In ER diagrams, an asterisk (star) is interpreted as "many". Enrols_on can therefore be described as a "many-to-one" relationship, usually written *:1. Notice that the relationship has direction: enrols_on is equivalent to a relationship called is_populated_by in the opposite direction. We would call is_populated_by a 1:* relationship. A good rule of thumb is to name the relationship from the perspective of the entity at the "one" end. Most relationships will be 1:\ or *:1, but other types also exist:
1:1 (one-to-one): one member of staff is the leader of one programme
*:* (many-to-many): one student studies many modules
The specification of the number of entities involved in the relationship is known as its multiplicity; however, this is not yet the end of the story.
Notice that you must be careful when defining the cardinality of a relationship. The 1:1 relationship above is only correct if there is some rule that says a member of staff can only be leader of one programme at a time. If such a rule does not exist, one person could be the leader of many programmes, and the relationship is actually 1:*. This is a very common error, and to identify it, you need to think about the relationship in both directions.

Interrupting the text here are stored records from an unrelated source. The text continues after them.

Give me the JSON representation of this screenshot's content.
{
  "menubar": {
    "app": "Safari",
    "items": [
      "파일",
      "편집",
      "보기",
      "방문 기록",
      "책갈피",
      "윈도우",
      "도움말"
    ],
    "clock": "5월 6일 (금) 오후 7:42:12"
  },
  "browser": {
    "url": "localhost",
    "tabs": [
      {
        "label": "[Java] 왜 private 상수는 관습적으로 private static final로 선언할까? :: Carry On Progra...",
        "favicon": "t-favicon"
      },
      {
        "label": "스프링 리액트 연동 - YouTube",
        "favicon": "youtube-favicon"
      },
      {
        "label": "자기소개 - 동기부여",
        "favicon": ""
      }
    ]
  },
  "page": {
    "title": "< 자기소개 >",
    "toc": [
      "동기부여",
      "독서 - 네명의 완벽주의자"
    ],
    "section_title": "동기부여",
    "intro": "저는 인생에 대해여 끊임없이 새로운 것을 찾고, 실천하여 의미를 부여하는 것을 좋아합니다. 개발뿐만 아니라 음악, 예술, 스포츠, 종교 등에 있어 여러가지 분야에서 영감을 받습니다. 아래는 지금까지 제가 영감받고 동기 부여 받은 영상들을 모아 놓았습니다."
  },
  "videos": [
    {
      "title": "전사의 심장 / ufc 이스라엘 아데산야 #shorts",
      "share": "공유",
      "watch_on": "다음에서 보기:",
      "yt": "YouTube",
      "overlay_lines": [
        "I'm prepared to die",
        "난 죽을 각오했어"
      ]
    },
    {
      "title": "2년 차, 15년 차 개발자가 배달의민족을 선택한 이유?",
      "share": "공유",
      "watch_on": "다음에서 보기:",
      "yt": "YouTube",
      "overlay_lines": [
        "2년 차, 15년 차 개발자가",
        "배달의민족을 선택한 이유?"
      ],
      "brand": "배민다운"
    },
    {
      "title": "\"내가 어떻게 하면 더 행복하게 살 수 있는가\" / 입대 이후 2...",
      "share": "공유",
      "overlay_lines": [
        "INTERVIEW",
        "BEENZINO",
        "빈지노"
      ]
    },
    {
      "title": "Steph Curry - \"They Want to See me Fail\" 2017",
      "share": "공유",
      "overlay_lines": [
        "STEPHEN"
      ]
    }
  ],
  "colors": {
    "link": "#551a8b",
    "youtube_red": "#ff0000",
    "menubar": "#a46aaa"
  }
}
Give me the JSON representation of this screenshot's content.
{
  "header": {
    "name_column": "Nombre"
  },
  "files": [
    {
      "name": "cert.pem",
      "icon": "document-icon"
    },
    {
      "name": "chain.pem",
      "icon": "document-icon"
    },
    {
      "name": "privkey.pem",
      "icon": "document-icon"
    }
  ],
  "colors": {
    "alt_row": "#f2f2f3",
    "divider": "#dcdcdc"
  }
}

Cardinality and optionality
The last diagram above seems correct... However, what about the new student who has not yet registered for any modules? Similarly, what about the new module which has not yet been run? What about the majority of staff who are not programme leaders? Clearly, we need to able to show whether a relationship is mandatory (it must always be true) or optional (it can sometimes be true). We can do this quite easily on our diagram by adding a little more information to the multiplicity labels:
The multiplicity labels now show a range of values of the form minimum .. maximum. The diagram above can therefore be read from left to right as
A member of staff leads zero or one programmes
This captures the idea that a member of staff does not have to be a programme leader, because that person can be linked to zero programmes via this relationship. Therefore, the relationship is optional. Notice that this is true if there is a rule that prevents a member of staff from leading more than one programme. The relationship can also be read in the other direction as
A programme is led by one and only one member of staff
This leaves no question of there being a programme with no programme leader, and the relationship is therefore mandatory in this direction. This is just one of the ways in which direction is important in defining relationships.
To summarise:
- A full definition of a relationship includes the number of participants - this is the cardinality of the relationship, and the options are 1:1, 1:* or *:*
- A relationship can be mandatory or optional, and each direction has to be considered independently
- Optionality can be expressed on an ER diagram by extending the cardinality labels
- Cardinality and optionality together make up the multiplicity of the relationship.
NB. Do not confuse the two types of shorthand:
The labels 1:*, *:1, 1:1 and *:* refer to cardinality only, and are applied to relationships. A multiplicity label of the form n..m describes one end of a relationship and includes information about cardinality and optionality.